Gallo-romain

Le Pègue à l'époque gallo-romaine et médiévale


Quelques points d'histoire.

Suite à la conquête de la Narbonnaise par les romains entre 125-118 av. J.-C., on peut constater qu'une agglomération s'est développée dans la plaine du Pègue.

Cette agglomération, que l’on suppose être la ville d’Altonum ou le « Pagus Aletanus » était située en un lieu stratégique, au croisement de deux voies antiques, l’une sud-nord et l’autre est-ouest, dans la continuité des axes commerciaux de l'âge du Fer.

Cette donnée géographique et la grande quantité de vestiges découverts fortuitement laissent supposer que cette agglomération était une ville d’une certaine importance. 


Ce que l'on peut voir au Musée. 
Divers objets gallo-romains sont présentés dans le Musée.

  • Céramiques sigillées.
  • Des fibules.
  • Des stèles dédiées aux divinités gallo-romaines.
Stèle dédiée au dieu au maillet Sucellus.
Stèle dédiée au dieu gallo-romain Jupiter-Taranis.
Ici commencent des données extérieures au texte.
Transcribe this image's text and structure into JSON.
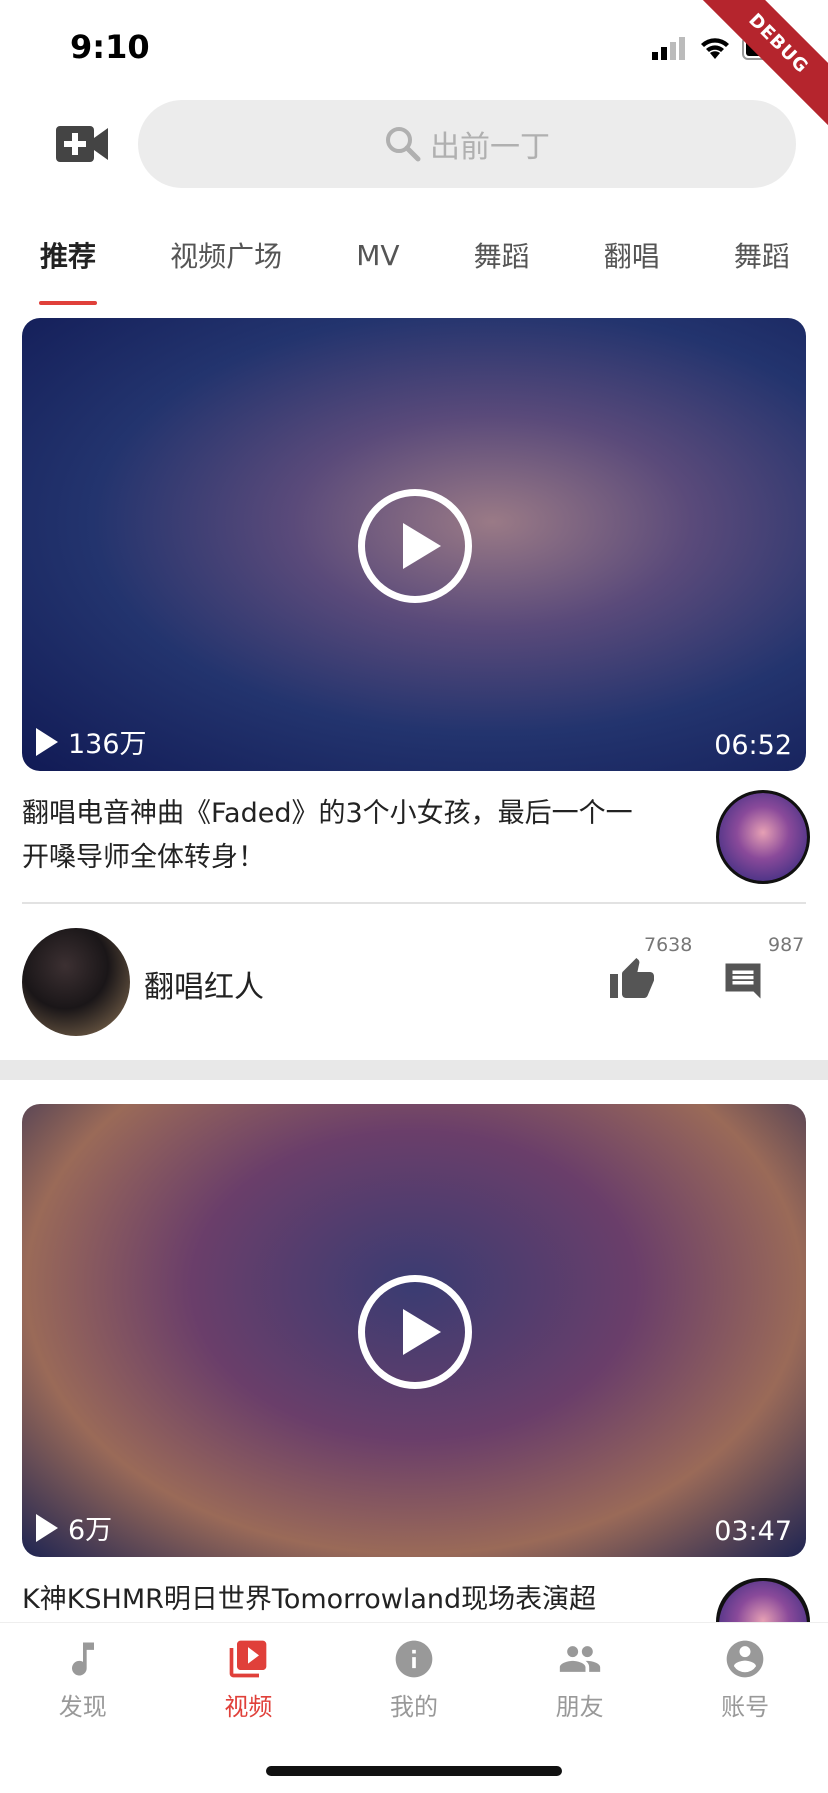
{
  "status_bar": {
    "time": "9:10",
    "debug_label": "DEBUG"
  },
  "header": {
    "search_placeholder": "出前一丁"
  },
  "tabs": [
    {
      "label": "推荐",
      "active": true
    },
    {
      "label": "视频广场"
    },
    {
      "label": "MV"
    },
    {
      "label": "舞蹈"
    },
    {
      "label": "翻唱"
    },
    {
      "label": "舞蹈"
    }
  ],
  "videos": [
    {
      "views": "136万",
      "duration": "06:52",
      "title": "翻唱电音神曲《Faded》的3个小女孩，最后一个一开嗓导师全体转身！",
      "author": "翻唱红人",
      "likes": "7638",
      "comments": "987"
    },
    {
      "views": "6万",
      "duration": "03:47",
      "title": "K神KSHMR明日世界Tomorrowland现场表演超"
    }
  ],
  "bottom_nav": [
    {
      "label": "发现",
      "icon": "music-note-icon"
    },
    {
      "label": "视频",
      "icon": "video-library-icon",
      "active": true
    },
    {
      "label": "我的",
      "icon": "info-icon"
    },
    {
      "label": "朋友",
      "icon": "people-icon"
    },
    {
      "label": "账号",
      "icon": "account-circle-icon"
    }
  ],
  "colors": {
    "accent": "#e0403a",
    "search_bg": "#ececec",
    "inactive": "#999999"
  }
}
Les éléments gallo-romains du Pègue à l'extérieur du Musée.

Dans d'autres Musées

L’extraordinaire richesse du sous-sol du Pègue a attiré, jusqu’au XXe siècle de nombreux amateurs d’antiquités qui ont enrichi des collections privées ou publiques comme celles du British Muséum de Londres ou du Musée Calvet d’Avignon.

Dans le village.

Bien que le Pègue ait littéralement été dépouillé de nombre de ses vestiges gallo-romains, il reste encore des éléments sur place, comme la mosaïque du quartier de La Prade, mais également des éléments d'architecture en réemploi en divers lieux de la commune. 

Les curieux peuvent encore apercevoir au hasard d’une visite dans le village actuel certains de ces vestiges. 
Des sondages archéologiques récents, faits non loin de la chapelle Sainte-Anne, ont mis au jour de nombreux murs qui témoignent de l'étendue de la ville gallo-romaine. Les restes d'une construction monumentale pourraient également être interprétés comme des thermes. Un caniveau et des traces d'enduits peints ont aussi été observés.